Case Study: Chubbies and Duncan Smothers
Chubbies partnered with Sierra to create Duncan Smothers, an AI agent representing their business [00:07:37]. Duncan Smothers is capable, empathetic, and engaging, assisting with a variety of customer cases on the Chubbies website [00:07:55]:
- Sizing and Fit: Empathetically helps customers with questions, asks for waist size, and offers product recommendations [00:08:11].
- Inventory Tracking: Informs customers about stock availability and helps them choose new items [00:08:27].
- Package Tracking and Refunds: Provides multiple tracking numbers and can issue refunds, demonstrating autonomous actions [00:08:36].
These capabilities allow Chubbies to help more customers more quickly and with higher satisfaction [00:08:58].
Building and Recruiting AI Teams
Sierra employs dedicated agent engineering and agent product management functions that work closely with customers like Chubbies [00:09:32]. The importance of finding talent for these roles is highlighted by the speaker’s experience meeting Shawn at the AI Engineering World’s Fair, which led to Shawn joining Sierra [00:10:25]. This demonstrates the value of serendipitous connections in building strong AI teams.
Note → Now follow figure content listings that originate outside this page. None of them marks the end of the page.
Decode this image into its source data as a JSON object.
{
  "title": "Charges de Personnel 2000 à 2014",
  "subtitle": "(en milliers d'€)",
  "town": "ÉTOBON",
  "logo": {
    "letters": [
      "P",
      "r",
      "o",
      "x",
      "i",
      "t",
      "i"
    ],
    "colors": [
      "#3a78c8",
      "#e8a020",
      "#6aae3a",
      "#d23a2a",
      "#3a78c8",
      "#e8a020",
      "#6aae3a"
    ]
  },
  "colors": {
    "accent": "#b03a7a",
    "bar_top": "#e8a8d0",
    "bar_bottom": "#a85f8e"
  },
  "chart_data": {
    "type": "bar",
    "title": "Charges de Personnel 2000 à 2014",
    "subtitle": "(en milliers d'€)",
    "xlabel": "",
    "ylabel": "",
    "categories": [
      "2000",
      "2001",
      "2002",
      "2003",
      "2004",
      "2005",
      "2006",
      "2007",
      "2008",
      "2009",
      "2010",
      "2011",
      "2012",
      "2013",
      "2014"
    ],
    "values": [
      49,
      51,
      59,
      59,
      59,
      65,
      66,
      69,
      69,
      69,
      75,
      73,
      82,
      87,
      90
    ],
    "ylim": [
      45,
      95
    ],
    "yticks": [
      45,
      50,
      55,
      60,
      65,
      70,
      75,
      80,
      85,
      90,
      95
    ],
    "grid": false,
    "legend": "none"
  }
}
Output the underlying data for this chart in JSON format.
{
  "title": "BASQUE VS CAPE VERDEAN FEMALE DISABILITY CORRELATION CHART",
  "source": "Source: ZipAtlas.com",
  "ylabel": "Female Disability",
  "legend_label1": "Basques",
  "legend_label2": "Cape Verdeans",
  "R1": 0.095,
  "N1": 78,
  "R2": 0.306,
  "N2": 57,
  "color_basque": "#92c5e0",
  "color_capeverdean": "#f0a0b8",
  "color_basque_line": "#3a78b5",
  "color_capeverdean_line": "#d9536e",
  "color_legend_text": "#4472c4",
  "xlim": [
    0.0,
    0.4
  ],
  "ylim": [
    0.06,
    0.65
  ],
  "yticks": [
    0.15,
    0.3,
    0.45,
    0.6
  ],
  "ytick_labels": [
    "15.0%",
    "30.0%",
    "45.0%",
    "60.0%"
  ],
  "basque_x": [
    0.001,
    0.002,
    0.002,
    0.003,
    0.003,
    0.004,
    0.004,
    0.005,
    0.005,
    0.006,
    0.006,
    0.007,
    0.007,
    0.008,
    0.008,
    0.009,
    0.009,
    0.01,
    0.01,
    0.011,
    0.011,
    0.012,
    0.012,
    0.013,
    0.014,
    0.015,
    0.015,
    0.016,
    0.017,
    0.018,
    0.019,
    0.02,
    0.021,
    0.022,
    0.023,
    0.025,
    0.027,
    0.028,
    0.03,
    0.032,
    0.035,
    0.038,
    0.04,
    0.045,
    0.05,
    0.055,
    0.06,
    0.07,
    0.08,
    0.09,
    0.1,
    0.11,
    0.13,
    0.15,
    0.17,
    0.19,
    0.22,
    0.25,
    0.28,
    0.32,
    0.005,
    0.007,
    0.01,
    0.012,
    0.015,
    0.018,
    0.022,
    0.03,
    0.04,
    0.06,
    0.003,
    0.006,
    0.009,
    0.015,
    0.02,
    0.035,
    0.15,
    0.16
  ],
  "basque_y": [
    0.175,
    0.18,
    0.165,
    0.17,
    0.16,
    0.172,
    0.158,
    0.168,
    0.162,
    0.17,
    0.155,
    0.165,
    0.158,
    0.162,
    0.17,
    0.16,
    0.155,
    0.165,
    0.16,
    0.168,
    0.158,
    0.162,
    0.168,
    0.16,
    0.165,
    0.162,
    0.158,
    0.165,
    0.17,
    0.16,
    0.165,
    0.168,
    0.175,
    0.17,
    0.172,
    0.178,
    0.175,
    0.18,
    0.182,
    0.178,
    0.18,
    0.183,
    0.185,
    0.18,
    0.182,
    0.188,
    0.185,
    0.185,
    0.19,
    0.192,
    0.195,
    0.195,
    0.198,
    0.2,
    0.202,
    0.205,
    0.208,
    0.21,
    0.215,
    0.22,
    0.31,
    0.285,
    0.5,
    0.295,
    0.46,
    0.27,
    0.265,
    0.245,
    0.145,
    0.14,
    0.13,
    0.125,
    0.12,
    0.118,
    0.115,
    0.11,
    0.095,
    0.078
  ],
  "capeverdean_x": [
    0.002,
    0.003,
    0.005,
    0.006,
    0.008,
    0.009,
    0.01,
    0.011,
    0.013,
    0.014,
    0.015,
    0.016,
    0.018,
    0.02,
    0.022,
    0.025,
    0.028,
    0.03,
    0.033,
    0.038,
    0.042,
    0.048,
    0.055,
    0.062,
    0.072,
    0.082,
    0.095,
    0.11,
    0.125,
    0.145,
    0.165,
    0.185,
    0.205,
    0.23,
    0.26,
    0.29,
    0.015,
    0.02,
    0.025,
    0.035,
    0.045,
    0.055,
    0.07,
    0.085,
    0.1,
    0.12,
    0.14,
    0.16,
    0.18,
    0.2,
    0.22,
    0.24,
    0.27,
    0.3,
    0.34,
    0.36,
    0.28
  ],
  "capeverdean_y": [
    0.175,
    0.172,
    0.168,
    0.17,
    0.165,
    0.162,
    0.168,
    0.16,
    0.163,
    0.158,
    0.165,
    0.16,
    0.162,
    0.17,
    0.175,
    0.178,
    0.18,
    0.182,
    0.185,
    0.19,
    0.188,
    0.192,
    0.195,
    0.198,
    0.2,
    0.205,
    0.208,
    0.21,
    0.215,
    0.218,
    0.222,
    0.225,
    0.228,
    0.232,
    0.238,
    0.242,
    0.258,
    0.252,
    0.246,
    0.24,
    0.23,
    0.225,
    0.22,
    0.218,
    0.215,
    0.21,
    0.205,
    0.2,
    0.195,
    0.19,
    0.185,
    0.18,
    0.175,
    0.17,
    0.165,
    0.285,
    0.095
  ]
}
Voice Agents and Responsive Design
Sierra launched voice capabilities in October, allowing large customers like SiriusXM to answer phone calls immediately every time [00:15:31]. Sierra’s approach to voice is akin to responsive web design: the same underlying platform and agent code can adapt to various channels and modalities (e.g., chat, phone) [00:16:13]. While customization (different phrasing, parallel requests for lower latency) is possible, the core functionality works out of the box [00:16:27].
Designing with Empathy in AI
Building with AI is fascinating because LLMs, like humans, can be unpredictable, slow, and not great at math, yet they allow designers to have empathy in a new way [00:16:46]. By understanding the limitations and characteristics of LLMs (e.g., processing transcribed text with delay), developers can design more robust and effective experiences for AI agents [00:17:10]. This perspective helps in creating a richer and more robust AI product [00:18:01].